Mansouri Leila, Fekih-Mrissa Najiba, Klai Sarra, Mansour Malek, Gritli Nasreddine, Mrissa Ridha
Laboratory of Molecular Biology, Department of Hematology, Military Hospital, Tunis, Tunisia.
Clin Neurol Neurosurg. 2013 Sep;115(9):1693-6. doi: 10.1016/j.clineuro.2013.03.015. Epub 2013 May 6.
Genetic risk factors play an important role in the pathogenesis of Alzheimer's disease (AD). In this case-control study, we examined the C677T and A1298C polymorphisms in the methylenetetrahydrofolate reductase (MTHFR) gene and their correlation with this pathology.
To verify the association between MTHFR C677T and A1298C polymorphisms and Alzheimer's disease.
This work was conducted as a case-control study. Cases consisted of thirty-eight patients and 100 individuals without dementia constituted the control group. Genotyping of MTHFR polymorphisms was performed on patients and controls.

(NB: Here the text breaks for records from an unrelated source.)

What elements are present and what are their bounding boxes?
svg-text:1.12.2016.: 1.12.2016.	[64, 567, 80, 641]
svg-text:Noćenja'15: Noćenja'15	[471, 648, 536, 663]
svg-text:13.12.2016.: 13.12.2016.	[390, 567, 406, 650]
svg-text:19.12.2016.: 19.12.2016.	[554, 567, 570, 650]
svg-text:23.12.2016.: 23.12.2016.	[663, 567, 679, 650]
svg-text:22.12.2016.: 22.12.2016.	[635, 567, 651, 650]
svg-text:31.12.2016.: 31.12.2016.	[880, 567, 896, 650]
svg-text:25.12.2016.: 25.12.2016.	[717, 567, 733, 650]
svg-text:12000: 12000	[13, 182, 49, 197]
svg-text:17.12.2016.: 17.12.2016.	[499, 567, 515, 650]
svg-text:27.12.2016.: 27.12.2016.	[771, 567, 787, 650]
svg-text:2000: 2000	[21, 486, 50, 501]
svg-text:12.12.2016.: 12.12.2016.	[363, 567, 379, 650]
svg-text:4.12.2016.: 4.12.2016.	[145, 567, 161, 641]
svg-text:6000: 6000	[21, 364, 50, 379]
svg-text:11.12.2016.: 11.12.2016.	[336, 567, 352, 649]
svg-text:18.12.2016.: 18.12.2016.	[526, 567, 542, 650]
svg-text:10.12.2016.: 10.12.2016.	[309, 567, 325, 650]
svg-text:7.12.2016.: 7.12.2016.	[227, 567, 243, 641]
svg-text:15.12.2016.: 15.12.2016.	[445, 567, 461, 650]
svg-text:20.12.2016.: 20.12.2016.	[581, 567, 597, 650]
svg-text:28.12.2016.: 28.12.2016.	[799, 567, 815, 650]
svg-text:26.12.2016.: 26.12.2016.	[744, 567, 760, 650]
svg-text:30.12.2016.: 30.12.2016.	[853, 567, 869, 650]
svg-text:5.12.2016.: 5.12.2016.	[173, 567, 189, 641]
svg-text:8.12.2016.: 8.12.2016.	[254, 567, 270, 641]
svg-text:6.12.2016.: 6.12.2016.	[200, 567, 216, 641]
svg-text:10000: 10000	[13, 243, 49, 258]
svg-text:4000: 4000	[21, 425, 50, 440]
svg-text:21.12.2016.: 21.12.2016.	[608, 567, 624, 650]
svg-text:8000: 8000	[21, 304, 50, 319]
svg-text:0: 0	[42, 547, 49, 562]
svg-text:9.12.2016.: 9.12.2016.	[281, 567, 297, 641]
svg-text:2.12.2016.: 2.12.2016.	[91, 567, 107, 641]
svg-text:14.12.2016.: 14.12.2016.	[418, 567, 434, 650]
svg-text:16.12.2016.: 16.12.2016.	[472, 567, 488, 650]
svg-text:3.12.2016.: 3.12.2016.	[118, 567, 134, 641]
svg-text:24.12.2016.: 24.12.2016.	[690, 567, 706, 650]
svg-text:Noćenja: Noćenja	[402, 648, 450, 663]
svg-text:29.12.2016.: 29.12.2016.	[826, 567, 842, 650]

Genetic analyses did not indicate a significant association between the MTHFR C677T mutation and AD (C/T: 63.15% versus 39%, p=0.087). However, the genotype prevalence of the missense variant MTHFR A1298C was significantly different between patients and controls (A/C: 55% versus 7%, p<10(-3)). Our data suggest an association between the MTHFR A1298C mutation and AD; however, the MTHFR C677T mutation did not contribute to susceptibility for AD.
The MTHFR A1298C polymorphism is a possible risk factor for Alzheimer's disease.
遗传风险因素在阿尔茨海默病(AD)的发病机制中起重要作用。在这项病例对照研究中,我们检测了亚甲基四氢叶酸还原酶(MTHFR)基因的C677T和A1298C多态性及其与该疾病的相关性。
验证MTHFR基因C677T和A1298C多态性与阿尔茨海默病之间的关联。
本研究为病例对照研究。病例组由38例患者组成,100例无痴呆的个体构成对照组。对患者和对照组进行MTHFR多态性基因分型。
基因分析未表明MTHFR C677T突变与AD之间存在显著关联(C/T:63.15%对39%,p = 0.087)。然而,错义变异MTHFR A1298C的基因型频率在患者和对照组之间存在显著差异(A/C:55%对7%,p < 10⁻³)。我们的数据表明MTHFR A1298C突变与AD之间存在关联;然而,MTHFR C677T突变对AD易感性无影响。
MTHFR A1298C多态性可能是阿尔茨海默病的一个风险因素。